CORRESPONDENCIA
Jose Antonio Carnerero Rodriguez
Hospital de Alta Resolución La Janda
11150 Vejer de la Frontera. Cádiz.
CITA ESTE TRABAJO
Carnerero Rodríguez JA, Camacho Montaño LM, Calle Gómez AR. Nódulo de la hermana María José.La punta del iceberg. 2020;43(3):123-24.
Introducción
El nódulo de la hermana María José se refiere a la metástasis cutánea umbilical procedente de tumores intraabdominales o pélvicos[1]. De presentación infrecuente, suele manifestarse como una lesión sobreelevada, dura e irregular de tamaño y coloración variable[1].
Caso clínico
Mujer de 86 años diabética e hipertensa, con anemia de larga evolución asociada a gastritis crónica. Colecistectomizada.
Presenta bultoma periumbilical doloroso de una semana de evolución. Síndrome constitucional en los últimos meses. A la exploración destaca palidez de piel y mucosas, existiendo a nivel umbilical una tumoración redondeada eritematosa de 3 centímetros de diámetro (Figura 1). La lesión es dura y dolorosa a la palpación. Analítica con anemia ferropénica leve y marcadores tumorales en rango de normalidad. Radiografía de tórax y abdomen con discreto derrame pleural izquierdo. Se realiza ecografía abdominal donde se objetiva engrosamiento mural gástrico. Se lleva a cabo estudio tomográfico computarizado, con hallazgos de neoplasia gastroduodenal de aspecto infiltrativa (Figura 2) y carcinomatosis peritoneal con implante tumoral en pared abdominal (Figura 3).
Figura 2
Tomografía computarizada de abdomen. Engrosamiento mural de antro gástrico y primera porción duodenal.

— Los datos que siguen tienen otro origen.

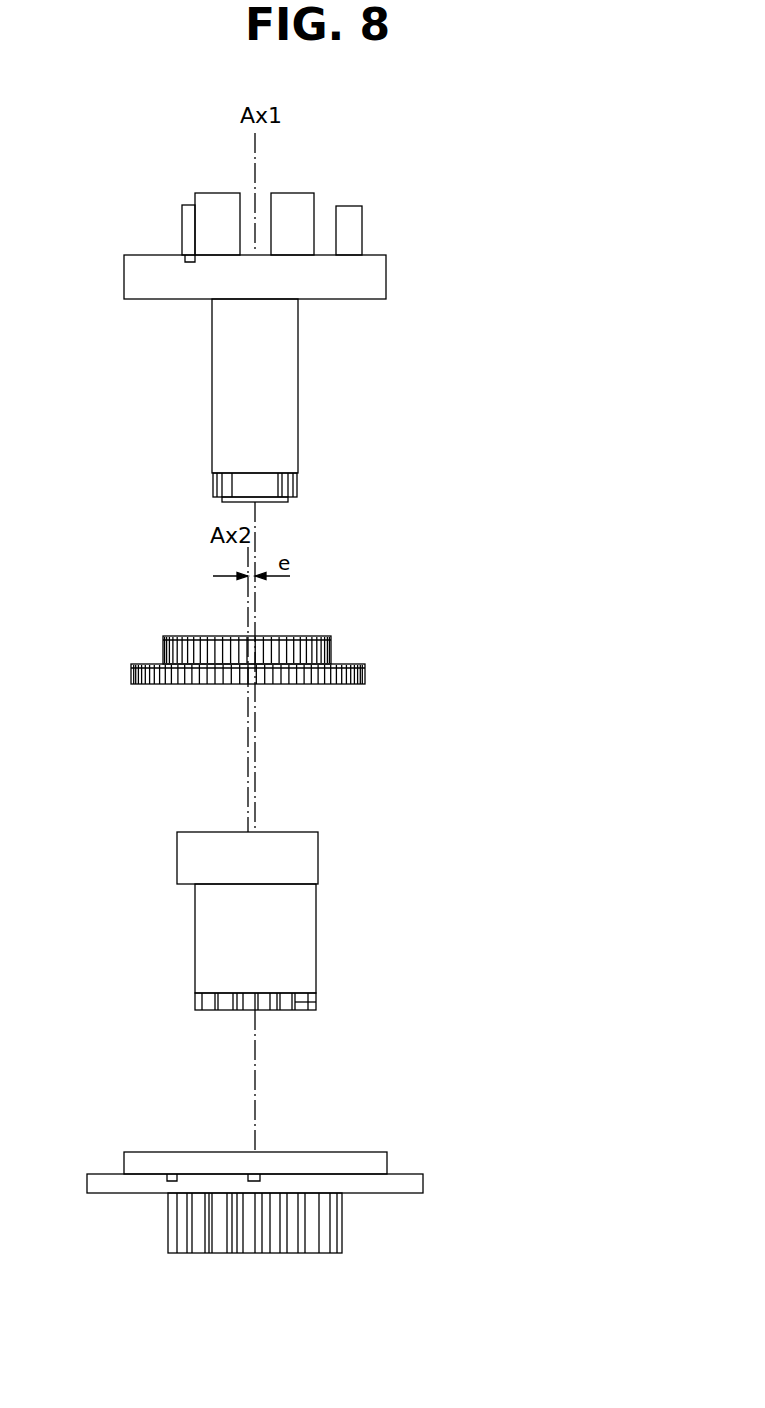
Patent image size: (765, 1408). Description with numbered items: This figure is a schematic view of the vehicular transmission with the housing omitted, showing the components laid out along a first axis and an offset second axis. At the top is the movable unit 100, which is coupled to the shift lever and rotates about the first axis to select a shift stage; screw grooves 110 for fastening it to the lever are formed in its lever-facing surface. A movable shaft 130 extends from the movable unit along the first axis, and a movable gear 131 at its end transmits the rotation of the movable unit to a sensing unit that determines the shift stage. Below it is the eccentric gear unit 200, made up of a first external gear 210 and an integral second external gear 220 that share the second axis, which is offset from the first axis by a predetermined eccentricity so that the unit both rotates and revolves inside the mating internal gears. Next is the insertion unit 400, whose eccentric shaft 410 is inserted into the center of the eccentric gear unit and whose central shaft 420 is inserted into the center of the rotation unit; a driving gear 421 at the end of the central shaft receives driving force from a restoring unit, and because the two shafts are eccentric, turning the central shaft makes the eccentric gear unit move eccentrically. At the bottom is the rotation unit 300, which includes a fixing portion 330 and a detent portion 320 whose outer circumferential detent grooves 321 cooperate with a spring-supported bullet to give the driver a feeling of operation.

Se decide conjuntamente con paciente y familiares no realizar estudios invasivos, falleciendo la paciente meses después bajo cuidados paliativos.
Discusión
La hermana María José (1856-1939), ayudante quirúrgica del doctor William Mayo, descubrió la asociación entre los nódulos umbilicales y tumores malignos intraabdominales[1],[2]. El origen primario más frecuente es el cáncer gástrico, facilitándose su extensión directa peritoneal al ombligo por la ausencia de fascia a este nivel[1],[3]. Hasta en un 30% de los casos, el nódulo umbilical puede representar el primer y único signo de una neoplasia avanzada[2],[3]. Su diagnóstico diferencial incluye la patología herniaria y del uraco, la endometriosis y enfermedades dermatológicas de diferente naturaleza[1]-[3], siendo definitivo el estudio anatomopatológico[1]. Se asocia generalmente a un mal pronóstico[1]-[2], con una mediana de supervivencia bajo tratamiento paliativo de entre 2,3 y 11 meses[1].